Symptoms are usually mild and include fever, avoidance of food (anorexia), depression, coughing, nasal discharge, difficulty breathing, abdominal pain, diarrhea, vomiting, joint or muscle pain and fluid build up in the face or limbs.

In up to 1/3 of cases you may notice some type of neurological issue such as head tremors, an altered mental state, muscle coordination issues, ear problems or limb paralysis or muscle weakness.

Treatment is with antibiotics (minocycline or doxycycline). If caught early, antibiotics work well. Experimentation is underway with the effect of corticosteroids. After recovery most dogs tend to be protected from re infection.

Canine Tick Disease Prevention

It is recommended that dogs be protected from ticks year round. Products are very effective and will help your dog avoid the symptoms associated with dog Lyme disease and other conditions. Do not give tick products marked for dogs to cats.

Most dogs will be protected with one of the methods listed below.

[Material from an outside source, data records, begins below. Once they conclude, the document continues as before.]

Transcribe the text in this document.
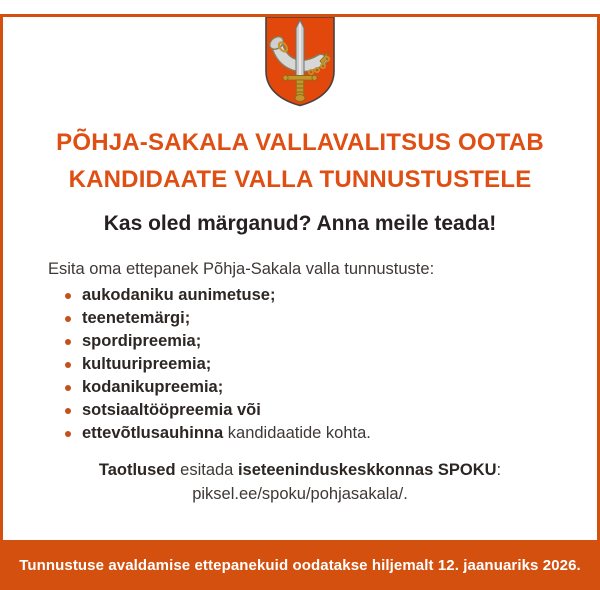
PÕHJA-SAKALA VALLAVALITSUS OOTAB
KANDIDAATE VALLA TUNNUSTUSTELE
Kas oled märganud? Anna meile teada!

Esita oma ettepanek Põhja-Sakala valla tunnustuste:

aukodaniku aunimetuse;
teenetemärgi;
spordipreemia;
kultuuripreemia;
kodanikupreemia;
sotsiaaltööpreemia või
ettevõtlusauhinna kandidaatide kohta.

Taotlused esitada iseteeninduskeskkonnas SPOKU:
piksel.ee/spoku/pohjasakala/.

Tunnustuse avaldamise ettepanekuid oodatakse hiljemalt 12. jaanuariks 2026.
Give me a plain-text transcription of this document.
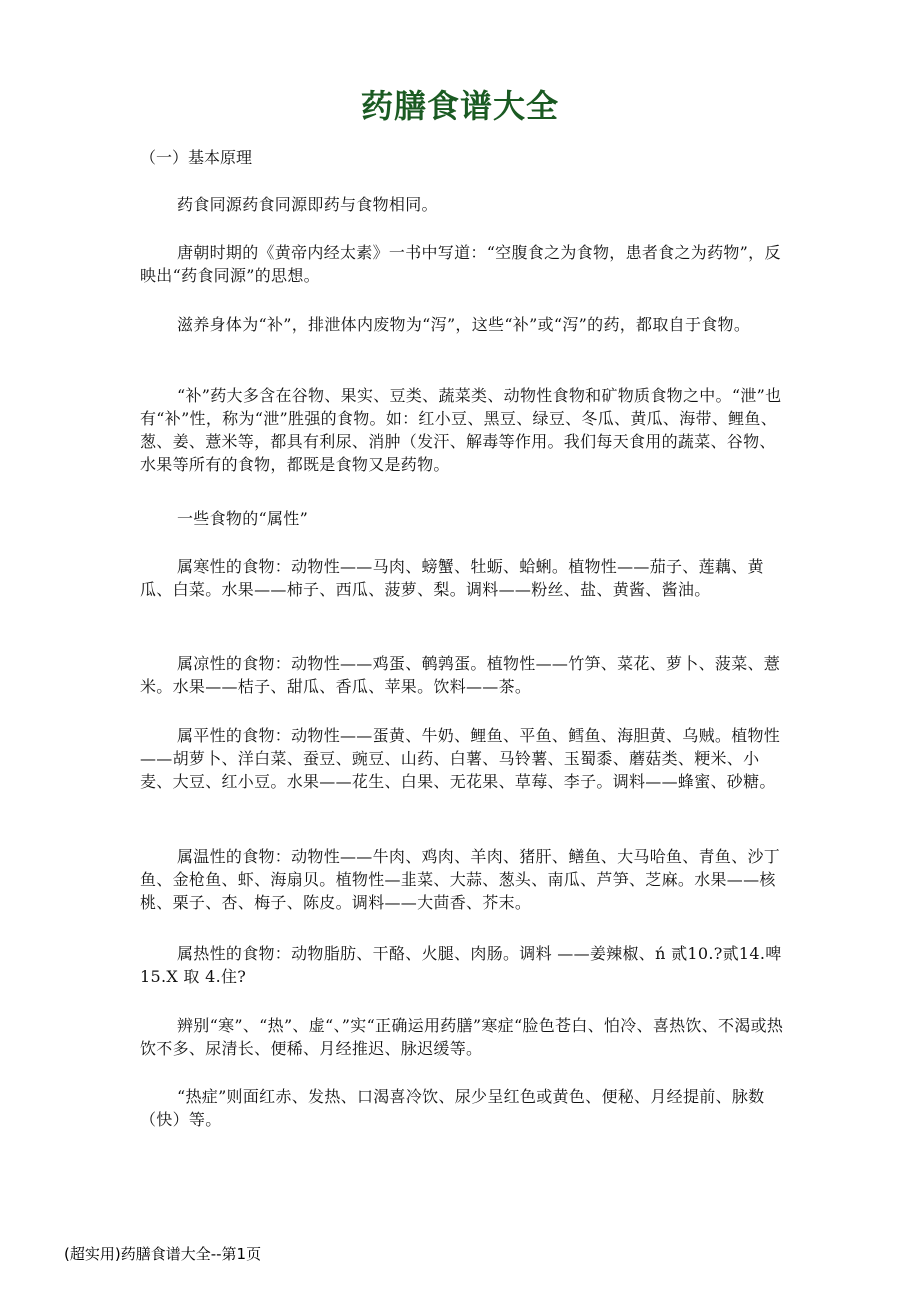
药膳食谱大全
（一）基本原理

药食同源药食同源即药与食物相同。

唐朝时期的《黄帝内经太素》一书中写道：“空腹食之为食物，患者食之为药物”，反映出“药食同源”的思想。

滋养身体为“补”，排泄体内废物为“泻”，这些“补”或“泻”的药，都取自于食物。

“补”药大多含在谷物、果实、豆类、蔬菜类、动物性食物和矿物质食物之中。“泄”也有“补”性，称为“泄”胜强的食物。如：红小豆、黑豆、绿豆、冬瓜、黄瓜、海带、鲤鱼、葱、姜、薏米等，都具有利尿、消肿（发汗、解毒等作用。我们每天食用的蔬菜、谷物、水果等所有的食物，都既是食物又是药物。

一些食物的“属性”

属寒性的食物：动物性——马肉、螃蟹、牡蛎、蛤蜊。植物性——茄子、莲藕、黄瓜、白菜。水果——柿子、西瓜、菠萝、梨。调料——粉丝、盐、黄酱、酱油。

属凉性的食物：动物性——鸡蛋、鹌鹑蛋。植物性——竹笋、菜花、萝卜、菠菜、薏米。水果——桔子、甜瓜、香瓜、苹果。饮料——茶。

属平性的食物：动物性——蛋黄、牛奶、鲤鱼、平鱼、鳕鱼、海胆黄、乌贼。植物性——胡萝卜、洋白菜、蚕豆、豌豆、山药、白薯、马铃薯、玉蜀黍、蘑菇类、粳米、小麦、大豆、红小豆。水果——花生、白果、无花果、草莓、李子。调料——蜂蜜、砂糖。

属温性的食物：动物性——牛肉、鸡肉、羊肉、猪肝、鳝鱼、大马哈鱼、青鱼、沙丁鱼、金枪鱼、虾、海扇贝。植物性—韭菜、大蒜、葱头、南瓜、芦笋、芝麻。水果——核桃、栗子、杏、梅子、陈皮。调料——大茴香、芥末。

属热性的食物：动物脂肪、干酪、火腿、肉肠。调料 ——姜辣椒、ń 贰10.?贰14.啤15.X 取 4.住?

辨别“寒”、“热”、虚“、”实“正确运用药膳”寒症“脸色苍白、怕冷、喜热饮、不渴或热饮不多、尿清长、便稀、月经推迟、脉迟缓等。

“热症”则面红赤、发热、口渴喜冷饮、尿少呈红色或黄色、便秘、月经提前、脉数（快）等。

(超实用)药膳食谱大全--第1页
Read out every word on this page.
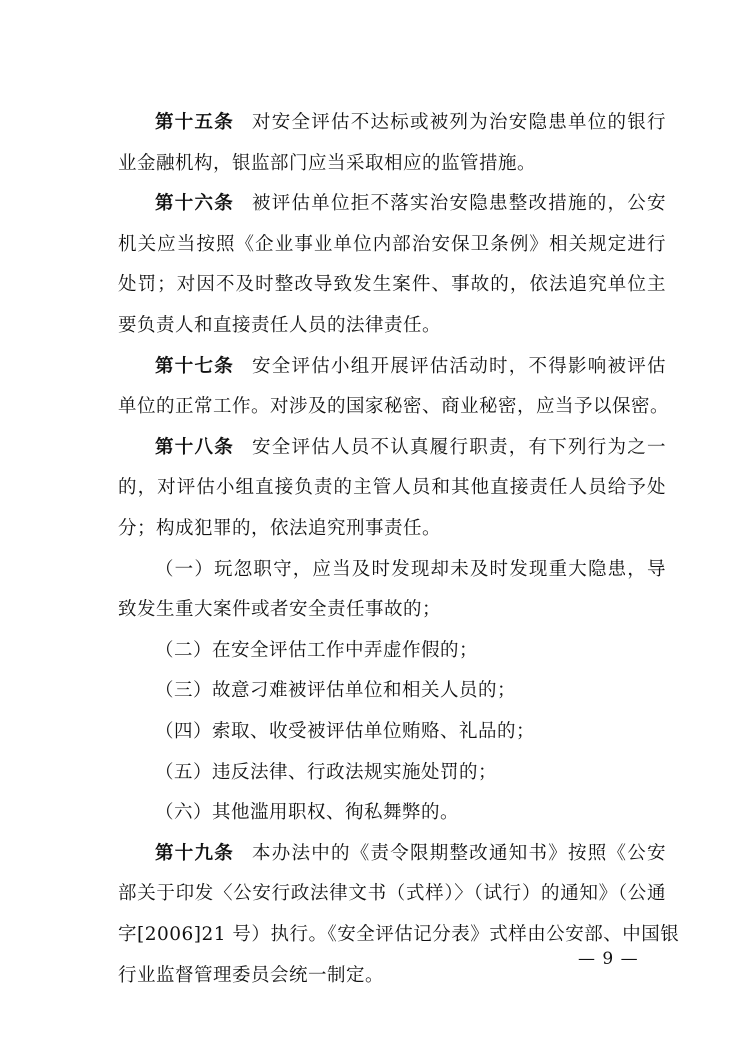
第十五条 对安全评估不达标或被列为治安隐患单位的银行
业金融机构，银监部门应当采取相应的监管措施。
第十六条 被评估单位拒不落实治安隐患整改措施的，公安
机关应当按照《企业事业单位内部治安保卫条例》相关规定进行
处罚；对因不及时整改导致发生案件、事故的，依法追究单位主
要负责人和直接责任人员的法律责任。
第十七条 安全评估小组开展评估活动时，不得影响被评估
单位的正常工作。对涉及的国家秘密、商业秘密，应当予以保密。
第十八条 安全评估人员不认真履行职责，有下列行为之一
的，对评估小组直接负责的主管人员和其他直接责任人员给予处
分；构成犯罪的，依法追究刑事责任。
（一）玩忽职守，应当及时发现却未及时发现重大隐患，导
致发生重大案件或者安全责任事故的；
（二）在安全评估工作中弄虚作假的；
（三）故意刁难被评估单位和相关人员的；
（四）索取、收受被评估单位贿赂、礼品的；
（五）违反法律、行政法规实施处罚的；
（六）其他滥用职权、徇私舞弊的。
第十九条 本办法中的《责令限期整改通知书》按照《公安
部关于印发〈公安行政法律文书（式样）〉（试行）的通知》（公通
字[2006]21 号）执行。《安全评估记分表》式样由公安部、中国银
行业监督管理委员会统一制定。
— 9 —
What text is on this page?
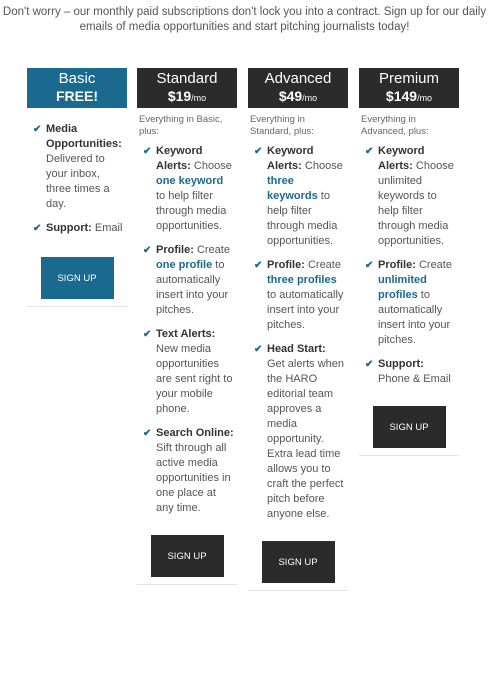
Don't worry – our monthly paid subscriptions don't lock you into a contract. Sign up for our daily emails of media opportunities and start pitching journalists today!
Basic
FREE!
✔ Media Opportunities: Delivered to your inbox, three times a day.
✔ Support: Email
SIGN UP
Standard
$19/mo
Everything in Basic, plus:
✔ Keyword Alerts: Choose one keyword to help filter through media opportunities.
✔ Profile: Create one profile to automatically insert into your pitches.
✔ Text Alerts: New media opportunities are sent right to your mobile phone.
✔ Search Online: Sift through all active media opportunities in one place at any time.
SIGN UP
Advanced
$49/mo
Everything in Standard, plus:
✔ Keyword Alerts: Choose three keywords to help filter through media opportunities.
✔ Profile: Create three profiles to automatically insert into your pitches.
✔ Head Start: Get alerts when the HARO editorial team approves a media opportunity. Extra lead time allows you to craft the perfect pitch before anyone else.
SIGN UP
Premium
$149/mo
Everything in Advanced, plus:
✔ Keyword Alerts: Choose unlimited keywords to help filter through media opportunities.
✔ Profile: Create unlimited profiles to automatically insert into your pitches.
✔ Support: Phone & Email
SIGN UP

If you live in a tick infestation area then consider using a topical such as Frontline and a collar such as the Preventic. 

 

Product Type of Product Active Ingredient Details
Frontline and Frontline Plus Topical Fipronil and S-Methoprene Apply every 30 Days. Kills ticks and fleas. Does not repel ticks, reduced effectiveness after it gets wet.
Advantix Topical Imidacloprid and Permethrin Apply every 30 days. Kill ticks, fleas and mosquitoes. Reduced effectiveness after it gets wet.
Revolution Topical Selamectin Every 30 days. Kills ticks, internal parasites, adult fleas, and some mites. Reduced effectiveness after it gets wet.
Preventic Collar Amitraz Lasts up to 3 months. Causes ticks to detach and fall of your dog. Kills ticks.